Job – the name means in Hebrew: “Where is the father? Where is the heavenly father?” That’s the program of Job’s life: to look for the father, to look for this God who has revealed himself as the Redeemer. “Where is the father?” – that’s exactly the program of our lives as well!

 

III.

There is a third important thing that we can learn from Job: He is a witness of God’s victory over the devil. The devil tried to win his bet against God. But at the very end he has to see that he is the loser, that he has not been able to move Job away from God.

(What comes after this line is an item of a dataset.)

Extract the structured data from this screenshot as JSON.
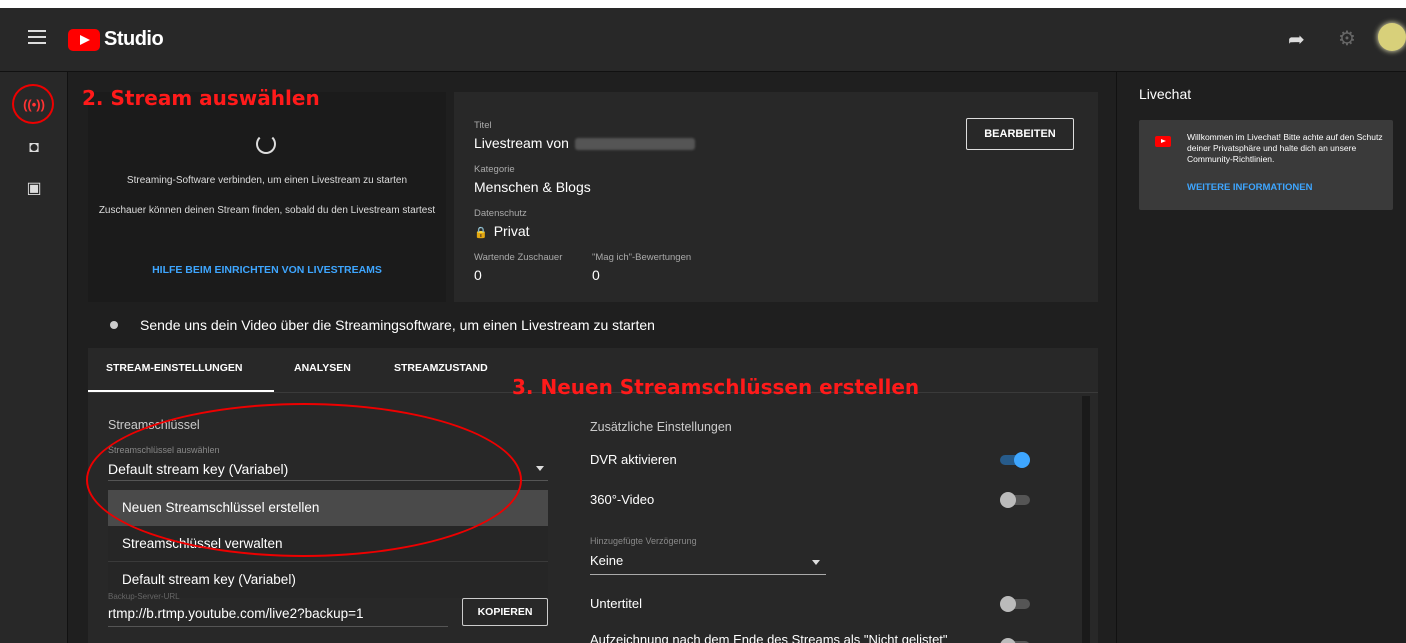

In the story of Job in the Old Testament it is Job himself who finally goofs the devil’s plan. But as we move on to read in Holy Scripture we encounter the one who has finally blundered all the bad plans of the devil by his righteousness, by his obedience to the father, by his suffering, by his unshaken unity with the father. Jesus Christ is, of course, even much, much higher than Job. He has come and has finally destroyed the works of the devil. But already Job is a witness of God’s victory over the devil, showing us that the devil always remains limited, always remains the one who cannot really compete with God, who has to give up at the very end.

 

IV.

And then, of course, Job is also a great example, how God justifies the sinner. At the end Job cannot say anything anymore but confessing: “Therefore I despise myself, and repent in dust and ashes.” And then, totally unexpectedly, God declares Job righteous – not because of what he has done, but simply because he has confessed that he has no right to be justified, simply because he stands in front of God with totally empty hands. Job did not deserve it to be justified. He was simply declared righteous, because God decided to do so. Just as St. Mary, the mother of God, sings it in her song: “He has brought down the mighty from their thrones and exalted those of humble estate; he has filled the hungry with good things, and the rich he has sent away empty.”

Tonight Job will be baptized. He will hardly experience anything in baptism tonight, he will not have a special feeling, he will probably not be especially happy tonight. But that does not matter, how he feels. The only thing that matters is what God says, what he does, what he effects through his word tonight. We do not know what Job will have to experience in his life. But we know that God will remain faithful, that he will never recant his promise that he gives to Job tonight.

Tonight Job will be baptized. Tonight he will find his father, his heavenly father, who will never let him down. Tonight he will encounter the revealed God, his Redeemer Jesus Christ who has risen from the dead and who gives him a new life tonight that even death cannot destroy anymore. Job will live forever with his Redeemer, he will see his Savior with his own eyes. That’s what the revealed God promises to him tonight.

Tonight Job will be baptized. And in this baptism the devil will lose all his power over Job, will have to endure it from now on that Job will sing his song all his life long: “Satan, hear this proclamation: I am baptized into Christ! Drop your ugly accusation; I am not so soon enticed. Now that to the font I’ve traveled all your might has come unraveled, and against your tyranny God my Lord unites with me.”

Tonight Job will be baptized. He will be justified not by his works, but by grace alone. That’s why it is good and right that we baptize children; that’s why it is good and right that you have come to this font with Job as soon as possible, three days after his birth. Job will be saved tonight – and may he always remain a good Lutheran like his name giver! May he always know his redeemer and trust in Him alone: I know that my redeemer lives! Amen.